Insight

Building the Case for Halbig v. Burwell: What States Knew

Executive Summary

At the heart of Halbig v. Burwell[1] and the series of cases that are following it through the federal court system is an attempt to understand what state and federal legislators were thinking last year, two years ago, even four years ago when  the Affordable Care Act (ACA) passed. While many experts and lawyers in this case have hypothesized about Congress’ intent, contrary to the claims of the Government, at least one establishing and one non-establishing state understood the language of the statute to condition subsidies on state establishment of Exchanges when they made their determination on whether to establish an Exchange. Furthermore, this understanding was timely in the chronology of ACA implementation.

Introduction

Halbig and its sister cases attempt to settle the question: if the ACA explicitly says that premium subsidies are only available in “an Exchange established by the State under Section 1311,”[2] does the Internal Revenue Service (IRS) have the authority to offer those subsidies to individuals who purchase their insurance in an Exchange established by the Secretary of Health and Human Services (HHS) under Section 1321 of the ACA?

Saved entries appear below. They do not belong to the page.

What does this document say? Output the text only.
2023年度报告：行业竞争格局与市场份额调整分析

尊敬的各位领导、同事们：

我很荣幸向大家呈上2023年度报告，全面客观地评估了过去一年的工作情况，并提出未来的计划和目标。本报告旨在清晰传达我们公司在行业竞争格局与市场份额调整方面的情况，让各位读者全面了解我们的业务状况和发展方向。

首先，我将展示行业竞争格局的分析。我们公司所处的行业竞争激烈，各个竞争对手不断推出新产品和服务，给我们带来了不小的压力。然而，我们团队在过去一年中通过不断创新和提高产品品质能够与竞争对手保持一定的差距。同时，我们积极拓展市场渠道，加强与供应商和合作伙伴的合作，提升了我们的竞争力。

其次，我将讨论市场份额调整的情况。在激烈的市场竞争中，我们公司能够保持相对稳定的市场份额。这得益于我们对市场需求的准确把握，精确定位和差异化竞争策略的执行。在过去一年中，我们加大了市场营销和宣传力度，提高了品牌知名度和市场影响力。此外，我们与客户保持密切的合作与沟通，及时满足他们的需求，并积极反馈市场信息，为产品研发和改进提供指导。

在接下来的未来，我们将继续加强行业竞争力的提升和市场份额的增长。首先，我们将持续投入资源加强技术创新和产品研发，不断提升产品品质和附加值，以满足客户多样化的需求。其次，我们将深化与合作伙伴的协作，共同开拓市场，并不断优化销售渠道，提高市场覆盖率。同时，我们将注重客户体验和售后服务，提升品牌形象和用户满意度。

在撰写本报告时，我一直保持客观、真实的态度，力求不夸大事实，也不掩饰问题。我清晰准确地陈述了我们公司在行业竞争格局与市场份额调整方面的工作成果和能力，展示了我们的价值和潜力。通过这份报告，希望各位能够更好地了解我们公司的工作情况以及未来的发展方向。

 The government in Halbig argues that the IRS does have this power because, while the phrase “established by the State under Section 1311” is itself quite clear, its meaning is obscured by the general intent of the 906 page law: i.e.—to make care ‘affordable.’[3] The plaintiffs contend, in part, that it was perfectly within reason that Congress intended to limit subsidies only to Exchanges “established by the State under Section 1311,” not to make insurance unaffordable for citizens of states that did not establish Exchanges, but to create an incentive to encourage them to do so.[4]

Evidence to shore up this claim has thus far been difficult to find. This weakness in the plaintiffs’ case was questioned by Judge Edwards within minutes of commencing oral arguments in the DC Circuit: “How did all the states miss this? […] Indeed one of the brief’s points is that no state made the equation that the availability of subsidies was a factor in deciding whether to create an exchange. No one.”[5]

The plaintiffs have produced evidence that 11 Texas democrats in the House recognized the language for what it was,[6] that major news sources as early as 2011 were talking about this feature of the law,[7] even Jonathan Gruber, a paid technical advisor to HHS and advisor to Congressional Democrats was advising that states should establish Exchanges in order to secure their subsidies.[8] The following aims to demonstrate that, despite the claims of the Government as described by Judge Edwards, state legislators heard these warnings and took them to heart.

Confusion Following Passage of the ACA Diminished the Coercive Effect of the Law, Despite Its Intent

In the first 15 months following the passage of the ACA, there was a great amount of confusion among state and federal lawmakers about what exactly the law contained. The ACA itself was 906 pages long when first published by the Government Printing Office, and the Health Care and Education Reconciliation Act was an additional 55 pages.[9] By March of 2013, regulations implementing the ACA comprised 20,000 pages.[10]

Before the bill passed, then-Speaker of the House Nancy Pelosi argued that “we have to pass the bill so that we can find out what’s in it.”[11] After passage, many remained unclear about what was in the law, how the many provisions would be implemented, and whether they were constitutional. State leaders were hesitant to make decisions about the law without more information. Lieutenant Governor and Director of the Ohio Department of Insurance, Mary Taylor expressed the sentiment of many: “Ohio has not decided on a course of action for exchange s because of tremendous uncertainty coming from the federal government as well as the pending Supreme Court decision expected early this summer.”[12]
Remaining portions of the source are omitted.